Educating Your Clients

It is your job to educate your clients. If you don’t, in 5 years you will still be struggling with $199 “deals” that don’t cover anybody’s costs. Trust me – it won’t be as exciting then. If you have a quality product your clients love, then charge the real price for it.  I am not saying this because I don’t want to be undercut – those are not the clients I want. You are welcome to them. I am saying this because I truly care about the industry I am in, and I see a lot of good photographers shooting themselves in the foot for very short term emotional satisfaction.  Much better than lowball pricing is to charge the actual cost of your service on your pricelist, and then periodically “build your portfolio” – asking other artists to collaborate so they can also use the images in their portfolio, and charge nothing. That’s right. Nothing. (Photographers and other creatives do this all the time). And most importantly be very clear with your client about why you are doing this. It is specifically for doing your own work, to build your portfolio in the style you want, and they get some cool images out of it.

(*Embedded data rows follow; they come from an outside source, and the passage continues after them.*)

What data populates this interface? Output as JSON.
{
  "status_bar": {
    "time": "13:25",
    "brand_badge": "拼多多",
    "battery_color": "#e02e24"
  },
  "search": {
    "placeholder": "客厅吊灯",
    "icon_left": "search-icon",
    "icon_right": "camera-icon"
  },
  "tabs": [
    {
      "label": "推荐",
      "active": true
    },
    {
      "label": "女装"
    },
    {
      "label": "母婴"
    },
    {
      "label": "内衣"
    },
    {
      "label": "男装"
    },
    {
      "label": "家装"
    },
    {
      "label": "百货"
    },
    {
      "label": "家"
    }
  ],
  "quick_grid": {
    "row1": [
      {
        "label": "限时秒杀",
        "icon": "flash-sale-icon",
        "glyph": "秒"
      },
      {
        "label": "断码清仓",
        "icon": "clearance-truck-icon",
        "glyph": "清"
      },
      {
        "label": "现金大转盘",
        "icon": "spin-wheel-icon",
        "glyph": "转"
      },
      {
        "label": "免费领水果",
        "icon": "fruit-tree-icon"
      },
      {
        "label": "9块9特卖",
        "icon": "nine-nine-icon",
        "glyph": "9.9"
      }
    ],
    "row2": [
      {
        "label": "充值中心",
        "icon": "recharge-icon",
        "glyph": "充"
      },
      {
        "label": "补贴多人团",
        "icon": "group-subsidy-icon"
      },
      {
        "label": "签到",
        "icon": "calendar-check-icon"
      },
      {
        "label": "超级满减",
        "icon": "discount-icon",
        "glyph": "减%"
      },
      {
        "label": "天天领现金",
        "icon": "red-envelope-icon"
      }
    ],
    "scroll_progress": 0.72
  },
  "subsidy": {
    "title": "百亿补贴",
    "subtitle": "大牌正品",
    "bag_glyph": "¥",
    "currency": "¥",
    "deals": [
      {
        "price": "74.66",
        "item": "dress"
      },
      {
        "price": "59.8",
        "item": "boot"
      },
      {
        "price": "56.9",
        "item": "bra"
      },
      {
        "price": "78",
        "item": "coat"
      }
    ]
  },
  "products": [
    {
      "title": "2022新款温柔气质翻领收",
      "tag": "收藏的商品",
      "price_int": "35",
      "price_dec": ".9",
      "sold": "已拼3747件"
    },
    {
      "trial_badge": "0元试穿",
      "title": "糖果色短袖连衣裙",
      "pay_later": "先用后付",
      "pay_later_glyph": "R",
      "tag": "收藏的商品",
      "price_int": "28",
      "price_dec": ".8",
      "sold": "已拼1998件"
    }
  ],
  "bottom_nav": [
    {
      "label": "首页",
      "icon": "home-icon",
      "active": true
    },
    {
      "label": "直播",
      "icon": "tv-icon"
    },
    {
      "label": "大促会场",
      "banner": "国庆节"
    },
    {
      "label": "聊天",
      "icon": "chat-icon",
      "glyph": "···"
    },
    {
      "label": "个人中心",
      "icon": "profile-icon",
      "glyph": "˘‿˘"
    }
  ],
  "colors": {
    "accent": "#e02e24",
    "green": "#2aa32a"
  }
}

I still do this for personal projects to this day (and have other artist thrilled to participate)  but at the same time I am educating my client as to what is, and what isn’t, happening. Inform your clients about the value of what they are getting – they are likely not photographers, so like all of us, it is easy to assume a lot of things about an industry you are not a part of.  That is not their fault, and if you create your price list in response to their assumptions, you are killing your business – and if you go out of business your client loses, right? Let them know that you have invested in all of the things aforementioned so that you can deliver a product they will love and cherish forever. So… do yourself, your clients and your vendors a huge favor – put together a business plan that accounts for all of your time, education, overhead and expenses, and create your pricelist from that. You can thank me later.